Why £100k Feels Impossible (And How to Make It Normal)
Here’s the truth: a number like £100k feels out of reach for most people. And statistically, it is—only about 9% of UK adults (roughly 4.9 million people) have £100,000 or more in savings, even after years of saving and despite the cost-of-living crisis (source).
That’s a small slice of the population. But it proves it can be done.
I believe in the law of attraction—not in the “stick a picture of a yacht on your vision board and wait” sense, but in the way your beliefs shape your reality.
The way you think about money dictates:
How you act with it
What risks you’re willing to take
What you see as achievable
What you end up building
And here’s the part people don’t like to hear: you are capable of doing it too.
Yes, some people have it easier—family money, better opportunities, higher salaries.

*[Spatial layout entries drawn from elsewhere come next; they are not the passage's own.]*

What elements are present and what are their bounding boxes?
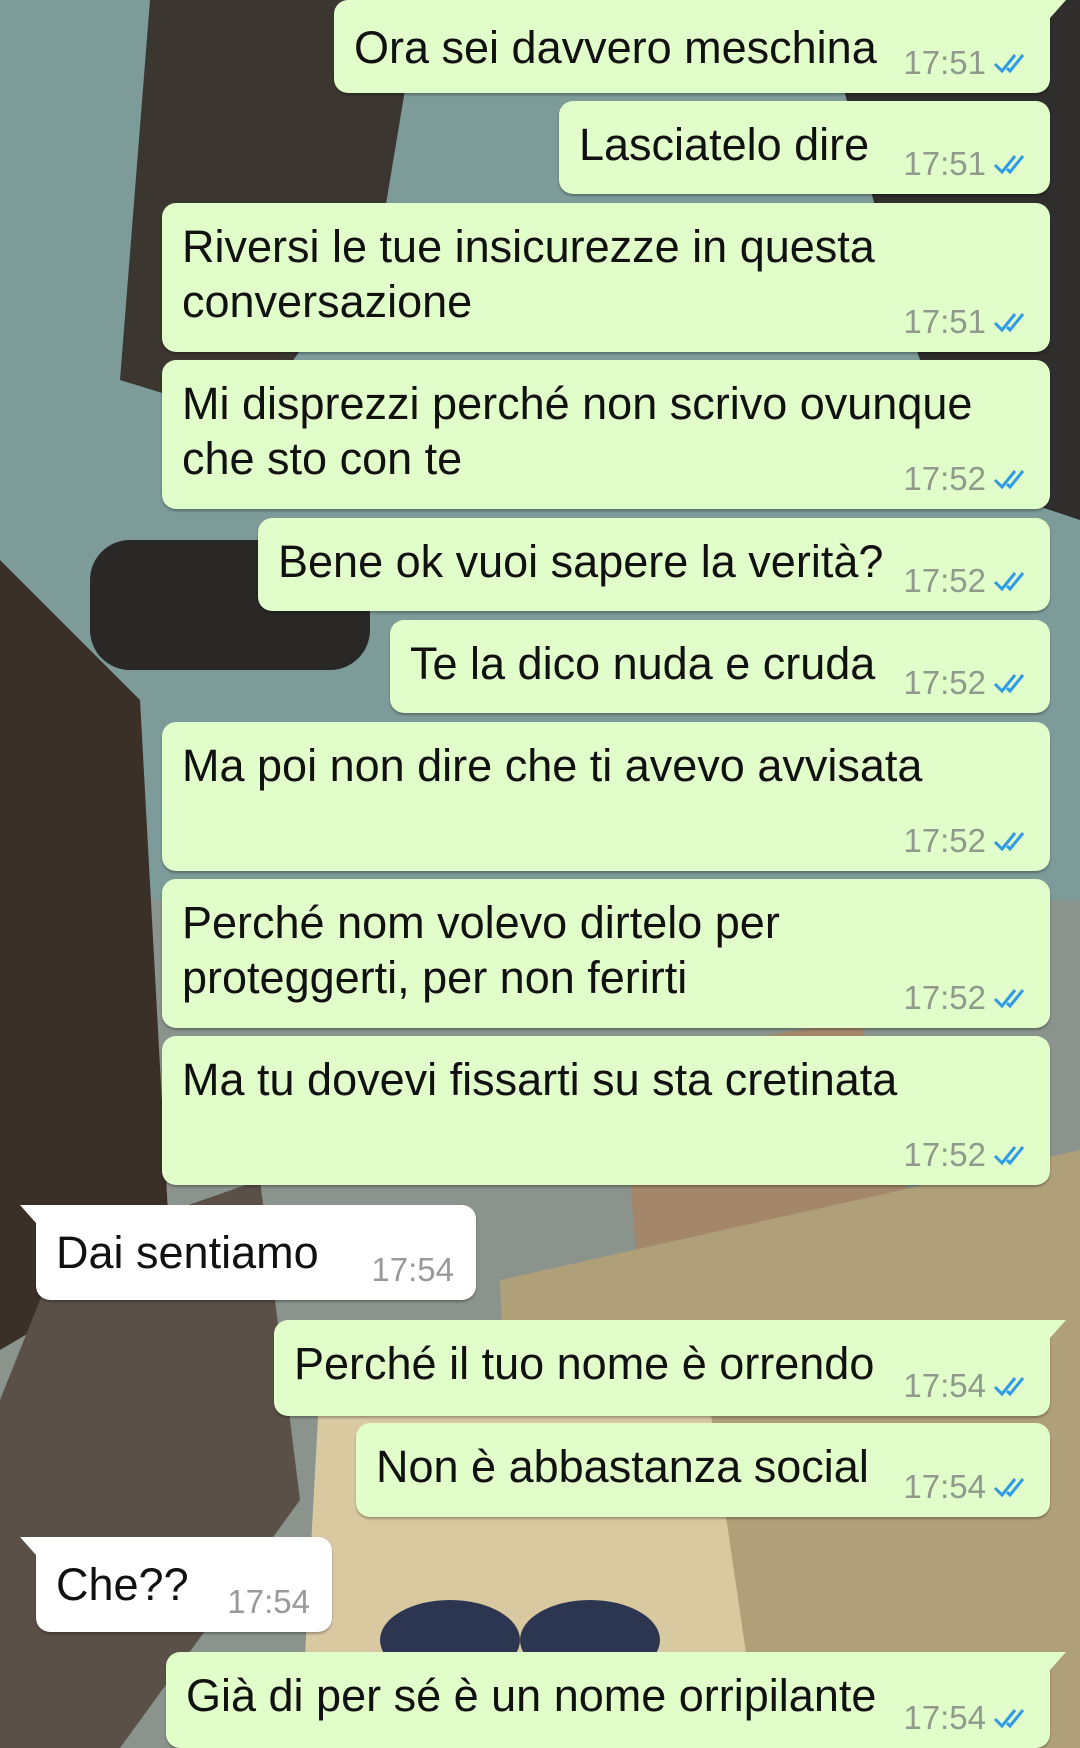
- double-check-icon: [993, 155, 1025, 175]
- message-text: Dai sentiamo: [56, 1227, 319, 1278]
- message-text: Bene ok vuoi sapere la verità?: [278, 536, 884, 587]
- message-bubble-outgoing[interactable]: Già di per sé è un nome orripilante 17:5…: [166, 1652, 1066, 1748]
- message-text: Che??: [56, 1559, 189, 1610]
- message-text: Perché nom volevo dirtelo per proteggert…: [182, 897, 780, 1003]
- message-bubble-incoming[interactable]: Che?? 17:54: [20, 1537, 332, 1632]
- message-time: 17:54: [227, 1583, 310, 1620]
- message-time: 17:51: [903, 145, 986, 182]
- message-text: Ma poi non dire che ti avevo avvisata: [182, 740, 923, 791]
- message-time: 17:54: [903, 1367, 986, 1404]
- message-bubble-outgoing[interactable]: Te la dico nuda e cruda 17:52: [390, 620, 1050, 713]
- message-time: 17:54: [903, 1699, 986, 1736]
- message-bubble-outgoing[interactable]: Lasciatelo dire 17:51: [559, 101, 1050, 194]
- message-time: 17:54: [903, 1468, 986, 1505]
- message-text: Già di per sé è un nome orripilante: [186, 1670, 877, 1721]
- message-text: Lasciatelo dire: [579, 119, 870, 170]
- message-bubble-outgoing[interactable]: Perché nom volevo dirtelo per proteggert…: [162, 879, 1050, 1028]
- message-text: Ma tu dovevi fissarti su sta cretinata: [182, 1054, 898, 1105]
- message-bubble-outgoing[interactable]: Non è abbastanza social 17:54: [356, 1423, 1050, 1517]
- message-time: 17:52: [903, 822, 986, 859]
- message-time: 17:54: [371, 1251, 454, 1288]
- double-check-icon: [993, 313, 1025, 333]
- double-check-icon: [993, 1709, 1025, 1729]
- message-text: Perché il tuo nome è orrendo: [294, 1338, 875, 1389]
- double-check-icon: [993, 1146, 1025, 1166]
- message-bubble-outgoing[interactable]: Riversi le tue insicurezze in questa con…: [162, 203, 1050, 352]
- message-text: Riversi le tue insicurezze in questa con…: [182, 221, 875, 327]
- message-bubble-outgoing[interactable]: Ma tu dovevi fissarti su sta cretinata 1…: [162, 1036, 1050, 1185]
- message-time: 17:51: [903, 303, 986, 340]
- message-text: Non è abbastanza social: [376, 1441, 869, 1492]
- double-check-icon: [993, 989, 1025, 1009]
- message-bubble-outgoing[interactable]: Ma poi non dire che ti avevo avvisata 17…: [162, 722, 1050, 871]
- message-text: Ora sei davvero meschina: [354, 22, 877, 73]
- double-check-icon: [993, 832, 1025, 852]
- message-bubble-outgoing[interactable]: Mi disprezzi perché non scrivo ovunque c…: [162, 360, 1050, 509]
- message-time: 17:52: [903, 664, 986, 701]
- message-bubble-outgoing[interactable]: Bene ok vuoi sapere la verità? 17:52: [258, 518, 1050, 611]
- message-time: 17:52: [903, 460, 986, 497]
- message-time: 17:52: [903, 979, 986, 1016]
- message-time: 17:51: [903, 44, 986, 81]
- double-check-icon: [993, 1377, 1025, 1397]
- double-check-icon: [993, 674, 1025, 694]
- message-bubble-incoming[interactable]: Dai sentiamo 17:54: [20, 1205, 476, 1300]
- message-time: 17:52: [903, 1136, 986, 1173]
- double-check-icon: [993, 1478, 1025, 1498]
- message-text: Te la dico nuda e cruda: [410, 638, 876, 689]
- double-check-icon: [993, 572, 1025, 592]
- message-time: 17:52: [903, 562, 986, 599]
- message-bubble-outgoing[interactable]: Ora sei davvero meschina 17:51: [334, 0, 1066, 93]
- message-list[interactable]: Ora sei davvero meschina 17:51 Lasciatel…: [0, 0, 1080, 1748]
- double-check-icon: [993, 470, 1025, 490]
- double-check-icon: [993, 54, 1025, 74]
- message-text: Mi disprezzi perché non scrivo ovunque c…: [182, 378, 973, 484]
- message-bubble-outgoing[interactable]: Perché il tuo nome è orrendo 17:54: [274, 1320, 1066, 1416]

But nobody knows what the next 5–10 years will look like for you. What you can control is your mindset.
If you raise the ceiling on what you believe is possible for yourself, your actions will rise to meet it.
How to Overcome the “£100k Feels Impossible” Problem
The first step is to reframe £100k as normal—even easy.
I know what you’re thinking: “but you just told us hardly anyone has this—how can it be easy?”
Bear with me. I almost titled this “£100k Is Easy, Actually.” Not because it doesn’t take sacrifice (it absolutely does), but because that’s the mindset you need if you ever want it to feel achievable.
Calling £100k “easy” doesn’t make you delusional. It makes you someone who is building belief. Most people think belief comes after proof—but the truth is, belief creates proof.
Maybe it’s my religious upbringing that taught me that, but it stuck: what you believe, you act on.
The 5-Step Process to Build Belief and Wealth
Step 1: Automate saving & investing 🤖💰 — make progress feel inevitable.
Step 2: Surround yourself with possibility 🌟 — friends, creators, thought leaders who inspire you.
Step 3: Track & celebrate small wins 📈🎉 — each milestone reinforces belief.
Step 4: Adjust belief → action follows 🔄💪 — belief shapes proof, proof reinforces belief.
Step 5: Consistency is key — tiny habits done daily compound into life-changing results.
I’m confident that you, reading this, are capable of achieving this.
It all starts with awareness. If you don’t know that another 20-something has this net worth, why would you think it’s possible for you?
Once you have awareness, it’s about focus. Maybe your priorities are different—you might choose to sacrifice saving in your early 20s for another goal, and that’s fine. Where your focus goes, your energy follows suit.
Finally, it’s about consistency. As James Clear says in Atomic Habits:
“You do not rise to the level of your goals. You fall to the level of your systems.”
Wealth isn’t built in a day—it’s the sum of tiny habits you do every single day. If achieving a certain net worth is truly important to you, your micro-habits will begin to reflect it, and eventually, make it real.
The truth is, it took me over six years to reach this goal. That’s the part people don’t like to hear—there’s no overnight shortcut. Real success comes from delayed gratification, steady effort, and belief that what seems out of reach now could be your future reality.